Biomarkers for detecting the presence of a disease are essential targets for discovery of novel targets and drug molecules that retard or halt progression of the disorder. As the result for a biomarker or biomarker panel is indicative of disorder and of drug response, the biomarker is useful for identification of novel therapeutic compounds in in vitro and/or in vivo assays. Biomarkers and biomarker panels of the invention can be employed in methods for screening for compounds that modulate the activity of the biomarker.

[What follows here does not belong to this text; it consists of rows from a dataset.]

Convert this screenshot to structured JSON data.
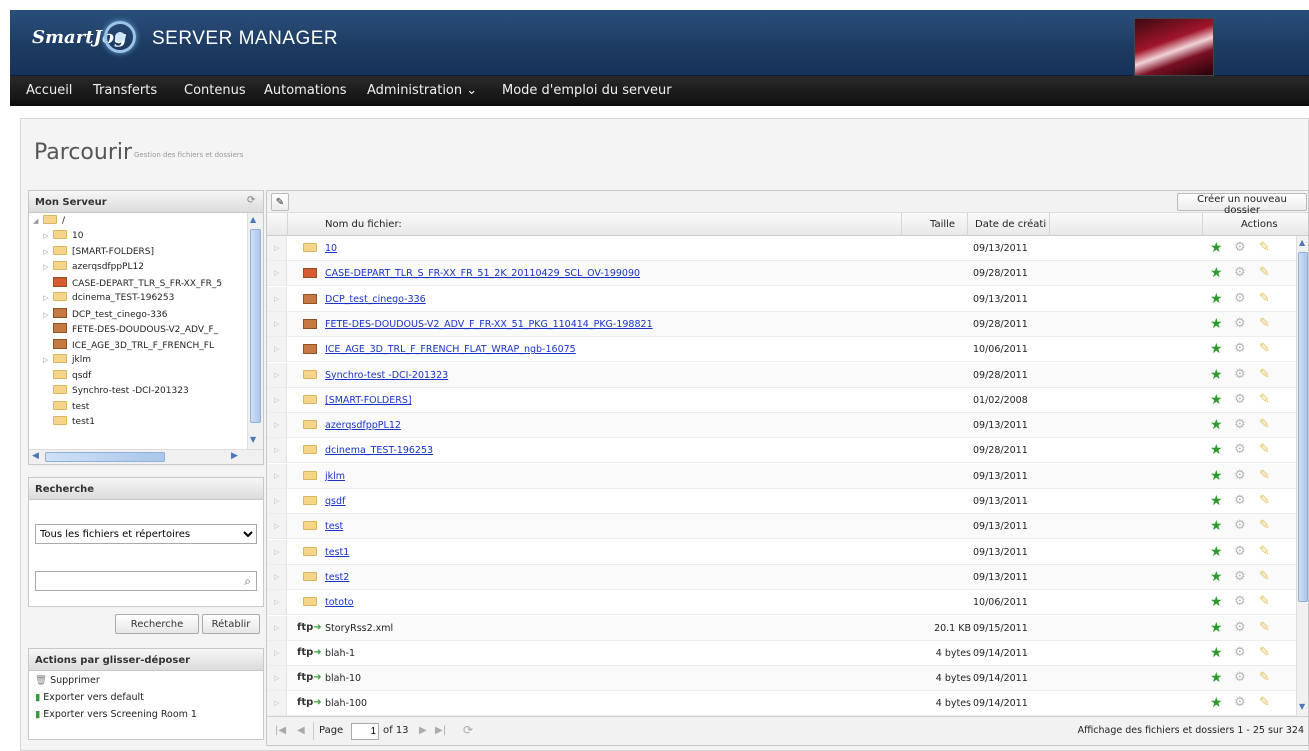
{
  "header": {
    "brand": "SmartJog",
    "product": "SERVER MANAGER"
  },
  "nav": [
    {
      "label": "Accueil"
    },
    {
      "label": "Transferts"
    },
    {
      "label": "Contenus"
    },
    {
      "label": "Automations"
    },
    {
      "label": "Administration ⌄"
    },
    {
      "label": "Mode d'emploi du serveur"
    }
  ],
  "page": {
    "title": "Parcourir",
    "subtitle": "Gestion des fichiers et dossiers"
  },
  "tree": {
    "title": "Mon Serveur",
    "root": "/",
    "items": [
      {
        "label": "10",
        "kind": "folder",
        "expand": "▷"
      },
      {
        "label": "[SMART-FOLDERS]",
        "kind": "folder",
        "expand": "▷"
      },
      {
        "label": "azerqsdfppPL12",
        "kind": "folder",
        "expand": "▷"
      },
      {
        "label": "CASE-DEPART_TLR_S_FR-XX_FR_5",
        "kind": "pkg-x",
        "expand": ""
      },
      {
        "label": "dcinema_TEST-196253",
        "kind": "folder",
        "expand": "▷"
      },
      {
        "label": "DCP_test_cinego-336",
        "kind": "pkg",
        "expand": "▷"
      },
      {
        "label": "FETE-DES-DOUDOUS-V2_ADV_F_",
        "kind": "pkg",
        "expand": ""
      },
      {
        "label": "ICE_AGE_3D_TRL_F_FRENCH_FL",
        "kind": "pkg",
        "expand": ""
      },
      {
        "label": "jklm",
        "kind": "folder",
        "expand": "▷"
      },
      {
        "label": "qsdf",
        "kind": "folder",
        "expand": ""
      },
      {
        "label": "Synchro-test -DCI-201323",
        "kind": "folder",
        "expand": ""
      },
      {
        "label": "test",
        "kind": "folder",
        "expand": ""
      },
      {
        "label": "test1",
        "kind": "folder",
        "expand": ""
      }
    ]
  },
  "search": {
    "title": "Recherche",
    "scope": "Tous les fichiers et répertoires",
    "query": "",
    "search_label": "Recherche",
    "reset_label": "Rétablir"
  },
  "dnd": {
    "title": "Actions par glisser-déposer",
    "items": [
      "Supprimer",
      "Exporter vers default",
      "Exporter vers Screening Room 1"
    ]
  },
  "grid": {
    "new_folder_label": "Créer un nouveau dossier",
    "toolbar_icon": "✎",
    "columns": {
      "name": "Nom du fichier:",
      "size": "Taille",
      "date": "Date de créati",
      "actions": "Actions"
    },
    "rows": [
      {
        "name": "10",
        "kind": "folder",
        "size": "",
        "date": "09/13/2011"
      },
      {
        "name": "CASE-DEPART_TLR_S_FR-XX_FR_51_2K_20110429_SCL_OV-199090",
        "kind": "pkg-x",
        "size": "",
        "date": "09/28/2011"
      },
      {
        "name": "DCP_test_cinego-336",
        "kind": "pkg",
        "size": "",
        "date": "09/13/2011"
      },
      {
        "name": "FETE-DES-DOUDOUS-V2_ADV_F_FR-XX_51_PKG_110414_PKG-198821",
        "kind": "pkg",
        "size": "",
        "date": "09/28/2011"
      },
      {
        "name": "ICE_AGE_3D_TRL_F_FRENCH_FLAT_WRAP_ngb-16075",
        "kind": "pkg",
        "size": "",
        "date": "10/06/2011"
      },
      {
        "name": "Synchro-test -DCI-201323",
        "kind": "folder",
        "size": "",
        "date": "09/28/2011"
      },
      {
        "name": "[SMART-FOLDERS]",
        "kind": "folder",
        "size": "",
        "date": "01/02/2008"
      },
      {
        "name": "azerqsdfppPL12",
        "kind": "folder",
        "size": "",
        "date": "09/13/2011"
      },
      {
        "name": "dcinema_TEST-196253",
        "kind": "folder",
        "size": "",
        "date": "09/28/2011"
      },
      {
        "name": "jklm",
        "kind": "folder",
        "size": "",
        "date": "09/13/2011"
      },
      {
        "name": "qsdf",
        "kind": "folder",
        "size": "",
        "date": "09/13/2011"
      },
      {
        "name": "test",
        "kind": "folder",
        "size": "",
        "date": "09/13/2011"
      },
      {
        "name": "test1",
        "kind": "folder",
        "size": "",
        "date": "09/13/2011"
      },
      {
        "name": "test2",
        "kind": "folder",
        "size": "",
        "date": "09/13/2011"
      },
      {
        "name": "tototo",
        "kind": "folder",
        "size": "",
        "date": "10/06/2011"
      },
      {
        "name": "StoryRss2.xml",
        "kind": "ftp",
        "size": "20.1 KB",
        "date": "09/15/2011"
      },
      {
        "name": "blah-1",
        "kind": "ftp",
        "size": "4 bytes",
        "date": "09/14/2011"
      },
      {
        "name": "blah-10",
        "kind": "ftp",
        "size": "4 bytes",
        "date": "09/14/2011"
      },
      {
        "name": "blah-100",
        "kind": "ftp",
        "size": "4 bytes",
        "date": "09/14/2011"
      }
    ],
    "ftp_label": "ftp",
    "pager": {
      "page_label": "Page",
      "page": "1",
      "of_label": "of 13",
      "summary": "Affichage des fichiers et dossiers 1 - 25 sur 324"
    }
  }
}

Thus, in a further aspect of the invention, there is provided the use of a binder or ligand, as described, which can be a peptide, antibody or fragment thereof or aptamer or oligonucleotide directed to a biomarker according to the invention; or the use of a biosensor, or an array, or a kit according to the invention, to identify a substance capable of promoting and/or of suppressing the generation of the biomarker. The term “biomarker” means a distinctive biological or biologically derived indicator of a process, event, or condition. Biomarkers can be used in methods of detection, diagnosis, e.g. clinical screening, and prognosis assessment and in monitoring the results of therapy, identifying subjects most likely to respond to a particular therapeutic treatment, drug screening and development. Biomarkers and uses thereof are valuable for identification of new drug treatments and for discovery of new targets for drug treatment.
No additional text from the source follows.